To our knowledge, social comparison is rarely included as a treatment component in JITAIs for promoting physical health [71] and has not yet been tested in JITAIs for mental health outcomes. This work will be particularly useful if it elucidates the immediate experience of comparison and its short-term effects with longer-term outcomes. As noted, and given the current availability of necessary technology, this is a critical area of opportunity for advancing our basic understanding of social comparison, its associations with mental health outcomes, and our available treatments.

Discussion

In contrast to common assumptions, social comparison is a complex process: comparison opportunities are everywhere, though people show meaningful heterogeneity in the extent to which they make and respond to comparisons (via social media and elsewhere). Importantly, heterogeneity exists both between and within person; the latter is usually given little attention, and ignoring either is problematic with respect to treatment recommendations. Specifically, our current understanding of associations between comparisons and mental health is based on weak evidence, including cross-sectional or longitudinal associations that cannot speak to causality or traditional experimental designs that reveal only the immediate effect of a single comparison event. Recent advances in research designs and mobile technology afford opportunities to overcome these limitations, by elucidating the comparison process as it unfolds in daily life and revealing the comparison contexts that might prompt optimal responses (see Table 2).

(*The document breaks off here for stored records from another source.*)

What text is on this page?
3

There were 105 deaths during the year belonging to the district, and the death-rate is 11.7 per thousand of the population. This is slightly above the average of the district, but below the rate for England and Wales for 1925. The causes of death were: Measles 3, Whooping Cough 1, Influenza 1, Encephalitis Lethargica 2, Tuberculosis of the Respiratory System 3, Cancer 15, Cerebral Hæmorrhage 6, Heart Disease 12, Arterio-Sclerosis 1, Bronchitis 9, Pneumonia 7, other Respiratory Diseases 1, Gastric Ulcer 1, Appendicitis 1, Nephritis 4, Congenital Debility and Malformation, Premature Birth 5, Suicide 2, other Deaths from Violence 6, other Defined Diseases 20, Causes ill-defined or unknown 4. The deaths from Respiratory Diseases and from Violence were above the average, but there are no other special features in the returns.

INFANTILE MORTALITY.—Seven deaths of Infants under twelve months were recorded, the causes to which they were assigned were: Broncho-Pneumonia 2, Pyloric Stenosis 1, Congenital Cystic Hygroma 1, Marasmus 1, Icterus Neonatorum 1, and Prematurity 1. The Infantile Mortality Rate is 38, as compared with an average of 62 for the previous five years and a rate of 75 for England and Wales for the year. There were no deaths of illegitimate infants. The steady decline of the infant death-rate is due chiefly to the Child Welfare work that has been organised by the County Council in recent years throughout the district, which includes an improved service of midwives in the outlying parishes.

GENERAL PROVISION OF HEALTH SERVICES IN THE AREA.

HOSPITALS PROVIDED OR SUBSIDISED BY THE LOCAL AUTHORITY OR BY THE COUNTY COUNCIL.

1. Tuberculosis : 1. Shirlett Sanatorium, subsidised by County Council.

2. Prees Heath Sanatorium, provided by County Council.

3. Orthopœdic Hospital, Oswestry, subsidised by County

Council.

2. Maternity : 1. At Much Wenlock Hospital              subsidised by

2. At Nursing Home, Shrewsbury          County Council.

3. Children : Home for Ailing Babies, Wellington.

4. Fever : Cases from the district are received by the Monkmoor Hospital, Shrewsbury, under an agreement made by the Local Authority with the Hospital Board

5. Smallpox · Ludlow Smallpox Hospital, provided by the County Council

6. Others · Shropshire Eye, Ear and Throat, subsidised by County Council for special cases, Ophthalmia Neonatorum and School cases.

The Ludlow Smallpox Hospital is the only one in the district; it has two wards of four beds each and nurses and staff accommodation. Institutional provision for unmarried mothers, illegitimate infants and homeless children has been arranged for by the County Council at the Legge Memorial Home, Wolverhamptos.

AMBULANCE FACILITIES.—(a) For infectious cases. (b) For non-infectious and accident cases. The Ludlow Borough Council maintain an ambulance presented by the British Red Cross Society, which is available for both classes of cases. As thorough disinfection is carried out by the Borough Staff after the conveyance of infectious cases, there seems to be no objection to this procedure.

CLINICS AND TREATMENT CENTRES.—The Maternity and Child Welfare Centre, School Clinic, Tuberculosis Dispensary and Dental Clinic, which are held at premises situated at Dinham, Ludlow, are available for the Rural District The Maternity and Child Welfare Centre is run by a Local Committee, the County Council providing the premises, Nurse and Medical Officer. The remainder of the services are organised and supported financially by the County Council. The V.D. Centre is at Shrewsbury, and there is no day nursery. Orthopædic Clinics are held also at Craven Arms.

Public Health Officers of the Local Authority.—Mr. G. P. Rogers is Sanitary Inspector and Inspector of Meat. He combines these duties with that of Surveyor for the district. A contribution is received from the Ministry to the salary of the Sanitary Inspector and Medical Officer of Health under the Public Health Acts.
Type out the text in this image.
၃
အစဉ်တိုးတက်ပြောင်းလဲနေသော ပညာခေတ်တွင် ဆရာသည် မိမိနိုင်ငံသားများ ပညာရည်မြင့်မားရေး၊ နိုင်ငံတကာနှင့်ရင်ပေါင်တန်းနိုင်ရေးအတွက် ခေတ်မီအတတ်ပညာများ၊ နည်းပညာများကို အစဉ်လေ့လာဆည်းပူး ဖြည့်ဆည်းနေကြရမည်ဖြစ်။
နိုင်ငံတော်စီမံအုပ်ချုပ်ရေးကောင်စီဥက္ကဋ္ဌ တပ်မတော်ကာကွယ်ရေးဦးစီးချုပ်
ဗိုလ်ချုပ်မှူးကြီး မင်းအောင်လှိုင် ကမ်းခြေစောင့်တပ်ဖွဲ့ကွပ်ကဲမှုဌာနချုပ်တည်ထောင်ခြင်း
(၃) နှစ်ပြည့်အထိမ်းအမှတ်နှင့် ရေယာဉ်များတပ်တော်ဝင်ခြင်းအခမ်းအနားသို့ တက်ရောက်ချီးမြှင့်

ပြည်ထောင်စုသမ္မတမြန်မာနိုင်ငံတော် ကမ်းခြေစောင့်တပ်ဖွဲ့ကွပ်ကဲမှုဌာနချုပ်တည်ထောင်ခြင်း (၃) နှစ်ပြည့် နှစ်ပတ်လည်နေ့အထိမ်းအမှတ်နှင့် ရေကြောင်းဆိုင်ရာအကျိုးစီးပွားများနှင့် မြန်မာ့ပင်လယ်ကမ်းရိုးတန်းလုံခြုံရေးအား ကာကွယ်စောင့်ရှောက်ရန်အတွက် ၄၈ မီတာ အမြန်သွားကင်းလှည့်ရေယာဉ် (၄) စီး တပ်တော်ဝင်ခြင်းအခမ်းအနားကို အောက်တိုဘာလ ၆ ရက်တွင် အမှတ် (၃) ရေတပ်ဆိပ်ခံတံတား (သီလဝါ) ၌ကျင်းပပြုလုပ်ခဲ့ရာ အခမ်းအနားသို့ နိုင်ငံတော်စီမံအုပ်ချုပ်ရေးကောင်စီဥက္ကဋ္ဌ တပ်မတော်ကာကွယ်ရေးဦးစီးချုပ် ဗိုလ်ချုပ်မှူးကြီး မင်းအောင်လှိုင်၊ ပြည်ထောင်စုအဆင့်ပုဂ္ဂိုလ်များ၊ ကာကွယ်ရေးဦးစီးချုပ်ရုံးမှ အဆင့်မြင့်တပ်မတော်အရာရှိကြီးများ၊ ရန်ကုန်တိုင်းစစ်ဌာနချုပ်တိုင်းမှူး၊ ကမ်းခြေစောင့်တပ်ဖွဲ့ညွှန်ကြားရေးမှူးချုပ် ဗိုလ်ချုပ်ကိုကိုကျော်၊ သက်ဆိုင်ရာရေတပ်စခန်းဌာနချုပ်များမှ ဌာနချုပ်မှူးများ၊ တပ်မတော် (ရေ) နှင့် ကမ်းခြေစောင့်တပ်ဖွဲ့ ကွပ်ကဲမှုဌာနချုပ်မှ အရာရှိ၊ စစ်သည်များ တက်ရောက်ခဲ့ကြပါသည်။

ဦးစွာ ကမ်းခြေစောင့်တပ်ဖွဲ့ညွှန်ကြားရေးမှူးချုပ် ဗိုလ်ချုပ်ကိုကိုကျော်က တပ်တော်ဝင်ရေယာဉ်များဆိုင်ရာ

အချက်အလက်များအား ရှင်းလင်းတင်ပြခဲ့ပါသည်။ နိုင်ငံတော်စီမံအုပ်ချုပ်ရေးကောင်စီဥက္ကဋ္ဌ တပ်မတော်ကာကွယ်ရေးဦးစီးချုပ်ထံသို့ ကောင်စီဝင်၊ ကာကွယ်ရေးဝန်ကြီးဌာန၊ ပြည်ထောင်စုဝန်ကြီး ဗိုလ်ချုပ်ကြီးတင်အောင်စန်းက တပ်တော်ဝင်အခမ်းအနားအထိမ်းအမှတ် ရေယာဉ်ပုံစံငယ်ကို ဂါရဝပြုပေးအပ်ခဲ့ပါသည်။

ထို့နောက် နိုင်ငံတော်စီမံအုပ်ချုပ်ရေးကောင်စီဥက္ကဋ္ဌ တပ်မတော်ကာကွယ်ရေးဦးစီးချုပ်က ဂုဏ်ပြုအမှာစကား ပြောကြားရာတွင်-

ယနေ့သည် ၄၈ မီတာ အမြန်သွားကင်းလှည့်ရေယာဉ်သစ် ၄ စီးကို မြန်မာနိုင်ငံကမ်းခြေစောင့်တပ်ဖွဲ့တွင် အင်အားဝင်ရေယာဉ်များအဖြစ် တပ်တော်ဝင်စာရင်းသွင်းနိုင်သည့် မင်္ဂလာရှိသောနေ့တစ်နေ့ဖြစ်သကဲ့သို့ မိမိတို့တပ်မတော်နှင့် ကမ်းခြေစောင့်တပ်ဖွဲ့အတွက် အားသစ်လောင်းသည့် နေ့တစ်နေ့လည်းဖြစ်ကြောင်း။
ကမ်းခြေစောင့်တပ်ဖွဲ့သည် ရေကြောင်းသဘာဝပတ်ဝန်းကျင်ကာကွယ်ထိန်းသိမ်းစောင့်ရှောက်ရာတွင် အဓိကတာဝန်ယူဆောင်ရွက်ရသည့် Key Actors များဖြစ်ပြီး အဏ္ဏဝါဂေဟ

For instance, intensive ambulatory assessment designs such as EMA offer high ecological validity and help to clarify the timing, immediate context, and temporal sequencing of comparisons and their responses under naturalistic conditions. As noted, evidence generated with these methods could identify promising mechanistic pathways for intervention and point to opportunities to intervene in the moment, as needed. This approach could also be used to support patient progress in therapy, by providing daily or momentary reports for discussion during sessions or as assessments of progress (e.g., with respect to comparison responses). Micro-randomization (within person), JITAI, and related approaches also hold promise for identifying the people for whom and conditions under which distinct types of comparisons are beneficial (vs. harmful) for mental health outcomes. Specific next steps involve determining the extent to which variability in identification and contrast processes contribute to the effects of comparisons in real time and the extent to which they are modifiable. Intervention components such as cognitive restructuring may improve response; alternatives may include acceptance-based approaches such as cognitive de-fusion [72] and technological support using priming in the moment to prompt a particular response [73].

The ubiquity of social media and other socially networked technologies is only increasing, though their effects via social comparison remain unclear. As such, addressing open questions about comparison is critical for realizing the potential of personalized medicine. This line of work could reveal that comparisons do not directly affect mental health outcomes, freeing researchers and treatment providers to focus on the correct culprits. As it is likely that comparisons have a complex set of effects on mental health outcomes, however, using the combined strengths of intensive ambulatory assessment and experimental methods will be optimal for identifying and addressing the negative effects of social comparisons, for whom and under what circumstances they are most likely.